Transcurrieron días, semanas y meses, y Dantés seguía confiado. Empezó por fijar para su salida de la cárcel un término de quince días, pues suponiendo que el inspector no tuviese en su asunto sino la mitad del interés que él mismo tenía, le bastaba con ese plazo. Transcurrido también éste, pensó que era absurdo creer que el inspector se ocupase en tal cosa antes de su regreso a París, y como su vuelta era imposible sin terminar la visita, que debía durar lo menos un mes o dos, alargó Edmundo su plazo hasta tres meses. Pasados éstos hizo otro cálculo, prolongándolos hasta seis; pero cuando éstos pasaron también, halló que juntos los primeros días con los meses había esperado diez y medio.

Durante dicho tiempo en nada había mudado su situación; ninguna nueva de consuelo había tenido, y seguía como siempre mudo su carcelero. Dantés empezó a dudar de sus sentidos, a creer que lo que tomaba por un recuerdo no era sino una visión de su fantasía, y que aquel ángel consolador solamente había bajado a su calabozo en alas de un sueño.

Al cabo de un año trasladaron al gobernador del castillo, obteniendo el antiguo el mando de la fortaleza de Ham, a la que se llevó muchos de sus dependientes, entre ellos el carcelero de Edmundo. Llegó el nuevo gobernador, y como le costase mucho trabajo recordar los nombres de los presos, se los hizo representar por números. Este horrible hotel tenía unas cincuenta habitaciones, cuyos números respectivos tomaron sus habitantes. ¡El desgraciado marino dejó de llamarse Edmundo Dantés, conociéndose tan sólo por el número 34!

Capítulo
XV
El número 34 y el número 27

D
antés pasó por todos los grados de desventura que experimentan los presos olvidados en el fondo de sus calabozos.
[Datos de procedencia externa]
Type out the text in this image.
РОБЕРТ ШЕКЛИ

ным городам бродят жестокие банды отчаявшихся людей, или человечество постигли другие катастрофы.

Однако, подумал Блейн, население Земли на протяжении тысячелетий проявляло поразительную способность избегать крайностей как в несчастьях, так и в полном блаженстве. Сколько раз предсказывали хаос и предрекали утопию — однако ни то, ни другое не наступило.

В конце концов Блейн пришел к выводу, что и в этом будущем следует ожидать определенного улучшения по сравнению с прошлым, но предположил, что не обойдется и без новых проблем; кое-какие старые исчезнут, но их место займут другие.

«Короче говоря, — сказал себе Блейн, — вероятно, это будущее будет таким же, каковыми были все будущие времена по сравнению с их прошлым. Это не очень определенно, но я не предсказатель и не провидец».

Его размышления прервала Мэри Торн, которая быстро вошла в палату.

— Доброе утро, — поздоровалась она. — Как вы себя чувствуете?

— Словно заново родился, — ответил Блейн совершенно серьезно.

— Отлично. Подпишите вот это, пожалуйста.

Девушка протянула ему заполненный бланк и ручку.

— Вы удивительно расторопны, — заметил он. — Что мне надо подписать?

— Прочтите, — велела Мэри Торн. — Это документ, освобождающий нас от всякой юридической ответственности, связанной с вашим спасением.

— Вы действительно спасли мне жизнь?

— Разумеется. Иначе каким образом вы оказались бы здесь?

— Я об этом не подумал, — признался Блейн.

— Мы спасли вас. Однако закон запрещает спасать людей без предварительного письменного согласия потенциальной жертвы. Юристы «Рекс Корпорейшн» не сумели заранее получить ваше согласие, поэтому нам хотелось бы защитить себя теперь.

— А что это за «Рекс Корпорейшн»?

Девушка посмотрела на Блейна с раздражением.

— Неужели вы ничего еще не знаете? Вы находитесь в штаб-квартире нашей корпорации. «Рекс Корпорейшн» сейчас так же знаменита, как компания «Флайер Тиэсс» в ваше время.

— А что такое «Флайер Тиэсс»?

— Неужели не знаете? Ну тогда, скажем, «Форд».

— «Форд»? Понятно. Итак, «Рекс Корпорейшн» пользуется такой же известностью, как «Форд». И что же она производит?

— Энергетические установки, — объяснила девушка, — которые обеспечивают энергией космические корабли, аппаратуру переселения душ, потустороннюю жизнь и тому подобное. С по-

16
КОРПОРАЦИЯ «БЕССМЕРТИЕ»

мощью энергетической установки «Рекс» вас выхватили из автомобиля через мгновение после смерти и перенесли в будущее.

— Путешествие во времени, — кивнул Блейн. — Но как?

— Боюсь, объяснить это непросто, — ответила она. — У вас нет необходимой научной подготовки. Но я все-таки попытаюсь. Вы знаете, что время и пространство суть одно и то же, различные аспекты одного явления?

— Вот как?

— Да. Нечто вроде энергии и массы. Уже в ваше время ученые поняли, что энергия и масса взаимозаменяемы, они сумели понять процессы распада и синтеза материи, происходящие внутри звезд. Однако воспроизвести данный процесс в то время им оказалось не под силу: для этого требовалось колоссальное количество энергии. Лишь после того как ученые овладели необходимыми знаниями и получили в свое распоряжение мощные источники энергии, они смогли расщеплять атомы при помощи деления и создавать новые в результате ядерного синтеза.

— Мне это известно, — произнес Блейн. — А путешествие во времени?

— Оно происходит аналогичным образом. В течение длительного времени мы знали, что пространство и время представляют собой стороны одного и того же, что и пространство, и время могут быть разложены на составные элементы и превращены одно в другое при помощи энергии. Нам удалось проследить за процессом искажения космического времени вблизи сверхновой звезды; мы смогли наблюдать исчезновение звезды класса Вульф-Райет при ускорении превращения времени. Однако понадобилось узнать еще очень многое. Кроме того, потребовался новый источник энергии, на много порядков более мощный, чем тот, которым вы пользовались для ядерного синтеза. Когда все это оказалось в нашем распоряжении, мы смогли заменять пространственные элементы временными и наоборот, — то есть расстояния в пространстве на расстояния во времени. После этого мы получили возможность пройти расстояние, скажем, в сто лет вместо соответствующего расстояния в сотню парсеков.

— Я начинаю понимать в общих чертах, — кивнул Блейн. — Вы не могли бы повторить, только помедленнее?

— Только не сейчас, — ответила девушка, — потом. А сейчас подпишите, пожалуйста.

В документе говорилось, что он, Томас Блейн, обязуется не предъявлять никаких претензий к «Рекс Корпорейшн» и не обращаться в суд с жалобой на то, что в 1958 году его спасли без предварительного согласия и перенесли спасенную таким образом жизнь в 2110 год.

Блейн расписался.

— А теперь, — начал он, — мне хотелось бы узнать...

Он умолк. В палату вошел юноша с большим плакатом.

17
Comenzó por recurrir al orgullo, que es una consecuencia de la esperanza y un íntimo convencimiento de la propia inocencia; después dudó de su inocencia, lo que no dejaba de justificar un tanto las suposiciones de locura del gobernador, y por último cayó del pedestal de su orgullo, y no para implorar a Dios, sino a los hombres. Dios es el último recurso. El desgraciado que debería comenzar por él, no llega a implorarle sino después de haber agotado todas sus esperanzas.

Pidió, pues, que le sacasen de su calabozo para ponerle en otro, aunque fuese más negro y más oscuro. Un cambio, aunque perdiendo, era siempre un cambio, y le proporcionaría por algún tiempo distracción. Pidió asimismo que le concediesen el pasear, y el tomar el aire, y libros e instrumentos. Nada le fue concedido; pero no por eso dejó de pedir, pues se había acostumbrado a hablar con su carcelero, que era más mudo que el anterior si es posible. Hablar con un hombre, aunque no le respondiese, había llegado a parecerle una gran felicidad. Hablaba para escuchar su propia voz, pues cierta vez que ensayó en hablar a solas, su voz le dio miedo.